I think about Polonius’ famous parting words to his son Laertes, “This above all: to thine own self be true/And it must follow, as the night the day/Thou canst not then be false to any man." And I think about what I’ve tried to get across to my children their whole lives: Respect yourself and others. Seek balance. Play fair. Look at the big picture. Make good choices. “Make good choices” became a joke among us. A half-joke. We were kidding but we meant it.
You’d think with all of the goodbyes I’ve said in my life, I would be better at it. Most of my married life, we moved a lot. Every time I had built a life that I loved and lived in a house that represented all I had built, we moved. And every time we’d drive away from a place that one last time, I would mean to turn around and look back so that I could store that memory in my brain like a photograph that I would take out and reminisce over. At least that was the plan. But what happened every time was that I was always too busy to look back.
Which was okay. Sometimes it’s better to look ahead.
In the end, we hug somewhat awkwardly, and I say something that is not remotely profound. The words of wisdom I blurt out are, “Have fun.” Like I say, I am bad at goodbyes. Have fun? What kind of lame thing is that to say to your teenager? Do I really want that?

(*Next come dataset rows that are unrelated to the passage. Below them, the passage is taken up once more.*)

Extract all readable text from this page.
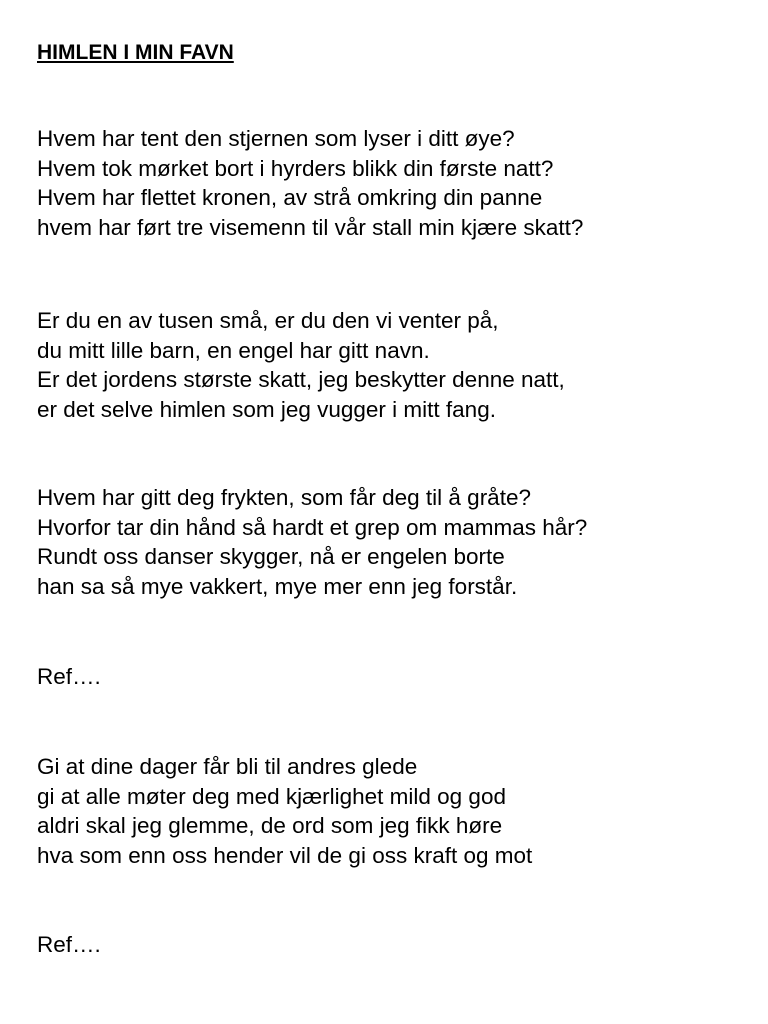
HIMLEN I MIN FAVN
Hvem har tent den stjernen som lyser i ditt øye?
Hvem tok mørket bort i hyrders blikk din første natt?
Hvem har flettet kronen, av strå omkring din panne
hvem har ført tre visemenn til vår stall min kjære skatt?
Er du en av tusen små, er du den vi venter på,
du mitt lille barn, en engel har gitt navn.
Er det jordens største skatt, jeg beskytter denne natt,
er det selve himlen som jeg vugger i mitt fang.
Hvem har gitt deg frykten, som får deg til å gråte?
Hvorfor tar din hånd så hardt et grep om mammas hår?
Rundt oss danser skygger, nå er engelen borte
han sa så mye vakkert, mye mer enn jeg forstår.
Ref….
Gi at dine dager får bli til andres glede
gi at alle møter deg med kjærlighet mild og god
aldri skal jeg glemme, de ord som jeg fikk høre
hva som enn oss hender vil de gi oss kraft og mot
Ref….
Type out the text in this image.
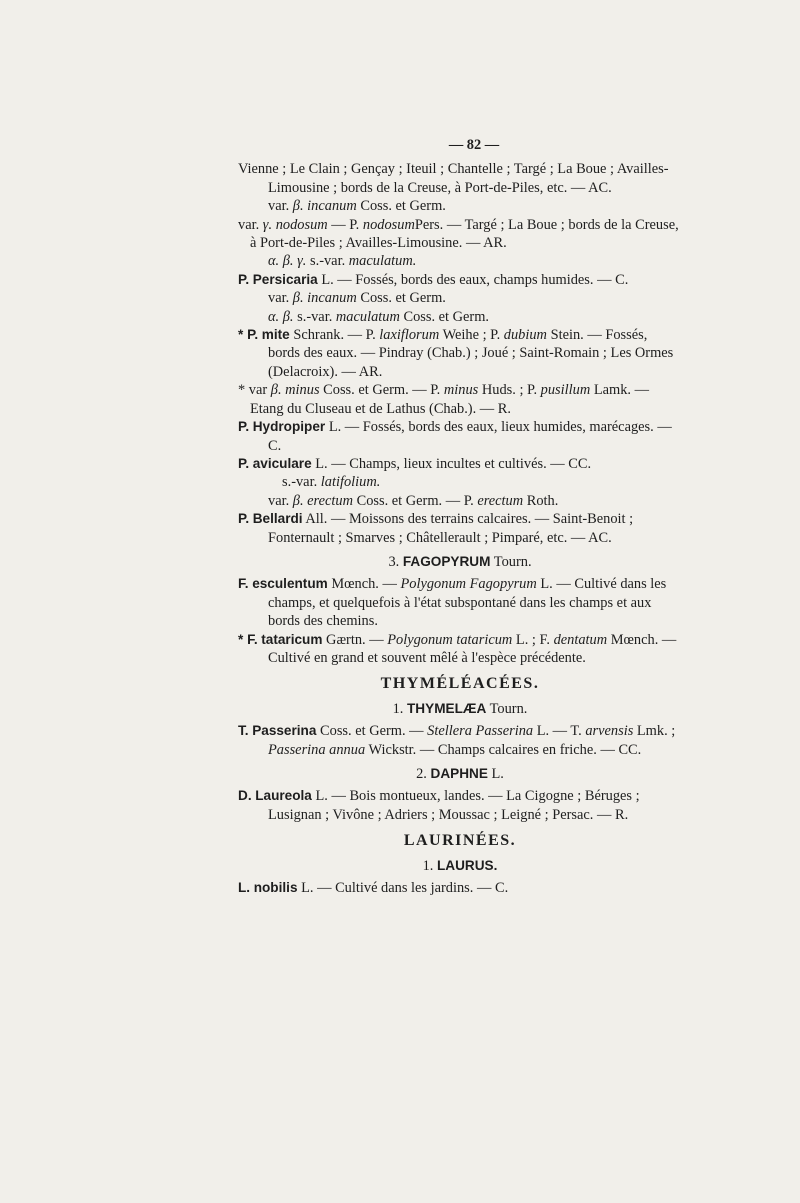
— 82 —
Vienne ; Le Clain ; Gençay ; Iteuil ; Chantelle ; Targé ; La Boue ; Availles-Limousine ; bords de la Creuse, à Port-de-Piles, etc. — AC.
var. β. incanum Coss. et Germ.
var. γ. nodosum — P. nodosumPers. — Targé ; La Boue ; bords de la Creuse, à Port-de-Piles ; Availles-Limousine. — AR.
α. β. γ. s.-var. maculatum.
P. Persicaria L. — Fossés, bords des eaux, champs humides. — C.
var. β. incanum Coss. et Germ.
α. β. s.-var. maculatum Coss. et Germ.
* P. mite Schrank. — P. laxiflorum Weihe ; P. dubium Stein. — Fossés, bords des eaux. — Pindray (Chab.) ; Joué ; Saint-Romain ; Les Ormes (Delacroix). — AR.
* var β. minus Coss. et Germ. — P. minus Huds. ; P. pusillum Lamk. — Etang du Cluseau et de Lathus (Chab.). — R.
P. Hydropiper L. — Fossés, bords des eaux, lieux humides, marécages. — C.
P. aviculare L. — Champs, lieux incultes et cultivés. — CC.
s.-var. latifolium.
var. β. erectum Coss. et Germ. — P. erectum Roth.
P. Bellardi All. — Moissons des terrains calcaires. — Saint-Benoit ; Fonternault ; Smarves ; Châtellerault ; Pimparé, etc. — AC.
3. FAGOPYRUM Tourn.
F. esculentum Mœnch. — Polygonum Fagopyrum L. — Cultivé dans les champs, et quelquefois à l'état subspontané dans les champs et aux bords des chemins.
* F. tataricum Gærtn. — Polygonum tataricum L. ; F. dentatum Mœnch. — Cultivé en grand et souvent mêlé à l'espèce précédente.
THYMÉLÉACÉES.
1. THYMELÆA Tourn.
T. Passerina Coss. et Germ. — Stellera Passerina L. — T. arvensis Lmk. ; Passerina annua Wickstr. — Champs calcaires en friche. — CC.
2. DAPHNE L.
D. Laureola L. — Bois montueux, landes. — La Cigogne ; Béruges ; Lusignan ; Vivône ; Adriers ; Moussac ; Leigné ; Persac. — R.
LAURINÉES.
1. LAURUS.
L. nobilis L. — Cultivé dans les jardins. — C.
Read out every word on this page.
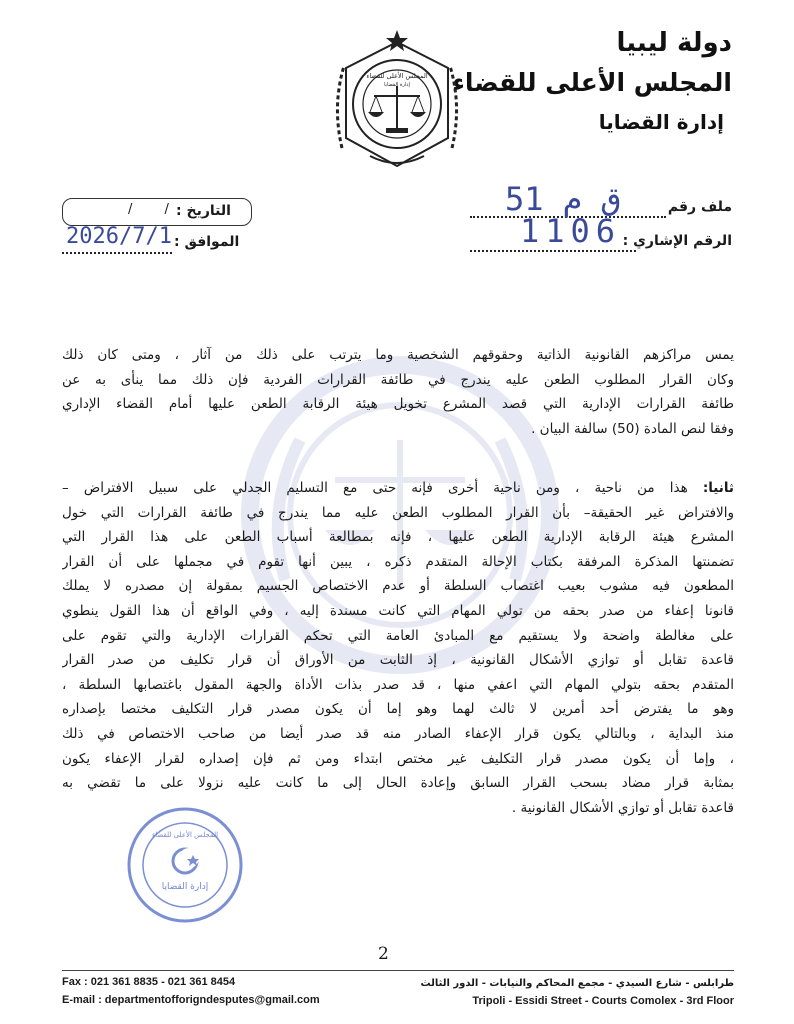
دولة ليبيا
المجلس الأعلى للقضاء
إدارة القضايا
المجلس الأعلى للقضاء
إدارة القضايا
ملف رقم
51 ق م
الرقم الإشاري :
1106
التاريخ :
/ /
الموافق :
2026/7/1
يمس مراكزهم القانونية الذاتية وحقوقهم الشخصية وما يترتب على ذلك من آثار ، ومتى كان ذلك
وكان القرار المطلوب الطعن عليه يندرج في طائفة القرارات الفردية فإن ذلك مما ينأى به عن
طائفة القرارات الإدارية التي قصد المشرع تخويل هيئة الرقابة الطعن عليها أمام القضاء الإداري
وفقا لنص المادة (50) سالفة البيان .
ثانيا: هذا من ناحية ، ومن ناحية أخرى فإنه حتى مع التسليم الجدلي على سبيل الافتراض –
والافتراض غير الحقيقة– بأن القرار المطلوب الطعن عليه مما يندرج في طائفة القرارات التي خول
المشرع هيئة الرقابة الإدارية الطعن عليها ، فإنه بمطالعة أسباب الطعن على هذا القرار التي
تضمنتها المذكرة المرفقة بكتاب الإحالة المتقدم ذكره ، يبين أنها تقوم في مجملها على أن القرار
المطعون فيه مشوب بعيب اغتصاب السلطة أو عدم الاختصاص الجسيم بمقولة إن مصدره لا يملك
قانونا إعفاء من صدر بحقه من تولي المهام التي كانت مسندة إليه ، وفي الواقع أن هذا القول ينطوي
على مغالطة واضحة ولا يستقيم مع المبادئ العامة التي تحكم القرارات الإدارية والتي تقوم على
قاعدة تقابل أو توازي الأشكال القانونية ، إذ الثابت من الأوراق أن قرار تكليف من صدر القرار
المتقدم بحقه بتولي المهام التي اعفي منها ، قد صدر بذات الأداة والجهة المقول باغتصابها السلطة ،
وهو ما يفترض أحد أمرين لا ثالث لهما وهو إما أن يكون مصدر قرار التكليف مختصا بإصداره
منذ البداية ، وبالتالي يكون قرار الإعفاء الصادر منه قد صدر أيضا من صاحب الاختصاص في ذلك
، وإما أن يكون مصدر قرار التكليف غير مختص ابتداء ومن ثم فإن إصداره لقرار الإعفاء يكون
بمثابة قرار مضاد بسحب القرار السابق وإعادة الحال إلى ما كانت عليه نزولا على ما تقضي به
قاعدة تقابل أو توازي الأشكال القانونية .
إدارة القضايا
المجلس الأعلى للقضاء
2
Fax : 021 361 8835 - 021 361 8454
E-mail : departmentofforigndesputes@gmail.com
طرابلس - شارع السيدي - مجمع المحاكم والنيابات - الدور الثالث
Tripoli - Essidi Street - Courts Comolex - 3rd Floor
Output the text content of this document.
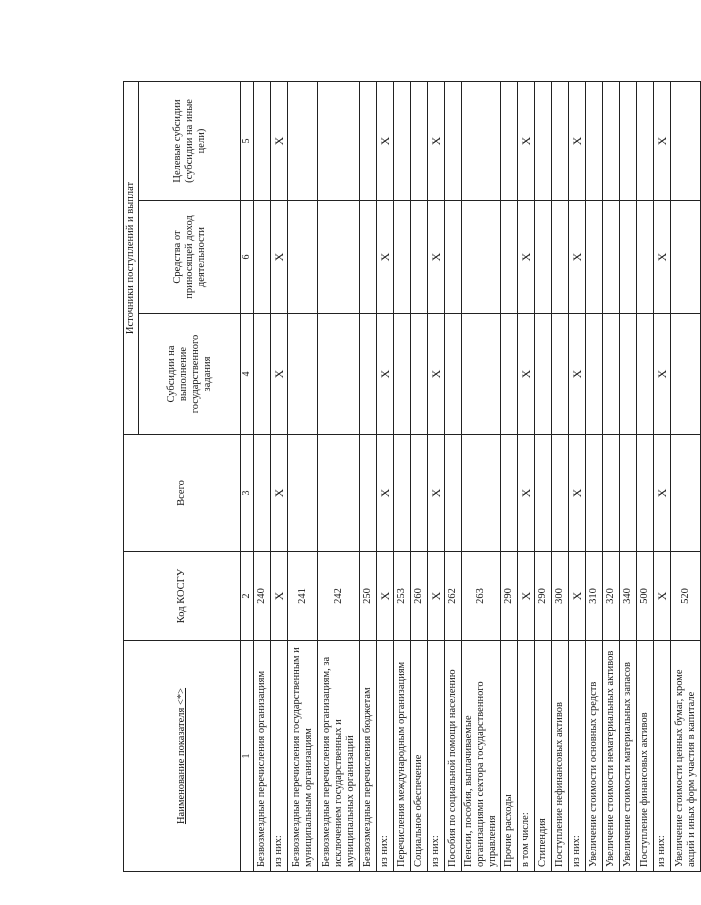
Наименование показателя <*>	Код КОСГУ	Всего	Источники поступлений и выплат		
			Субсидии на выполнение государственного задания	Средства от приносящей доход деятельности	Целевые субсидии (субсидии на иные цели)
1	2	3	4	6	5
Безвозмездные перечисления организациям	240				
из них:	X	X	X	X	X
Безвозмездные перечисления государственным и муниципальным организациям	241				
Безвозмездные перечисления организациям, за исключением государственных и муниципальных организаций	242				
Безвозмездные перечисления бюджетам	250				
из них:	X	X	X	X	X
Перечисления международным организациям	253				
Социальное обеспечение	260				
из них:	X	X	X	X	X
Пособия по социальной помощи населению	262				
Пенсии, пособия, выплачиваемые организациями сектора государственного управления	263				
Прочие расходы	290				
в том числе:	X	X	X	X	X
Стипендия	290				
Поступление нефинансовых активов	300				
из них:	X	X	X	X	X
Увеличение стоимости основных средств	310				
Увеличение стоимости нематериальных активов	320				
Увеличение стоимости материальных запасов	340				
Поступление финансовых активов	500				
из них:	X	X	X	X	X
Увеличение стоимости ценных бумаг, кроме акций и иных форм участия в капитале	520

Well, yes, yes I do. Of course I do. Not the kind that hurts anyone, of course, but I do want my children to have fun, happy lives. Are my parting words really that bad? Who knows. These are responsible people who do, by the grace of God, make good choices. Now is not the time to teach them anything I’ve never taught before. So I drive away, thinking of the tall, wonderful, surprisingly self-possessed young person I’ve marveled over lately, and while I am smiling over that, I forget to look back.
And I realize as I am driving away that I’ve just left a person whose job it is to find their own wisdom. Which is, of course, what it’s all about, anyway.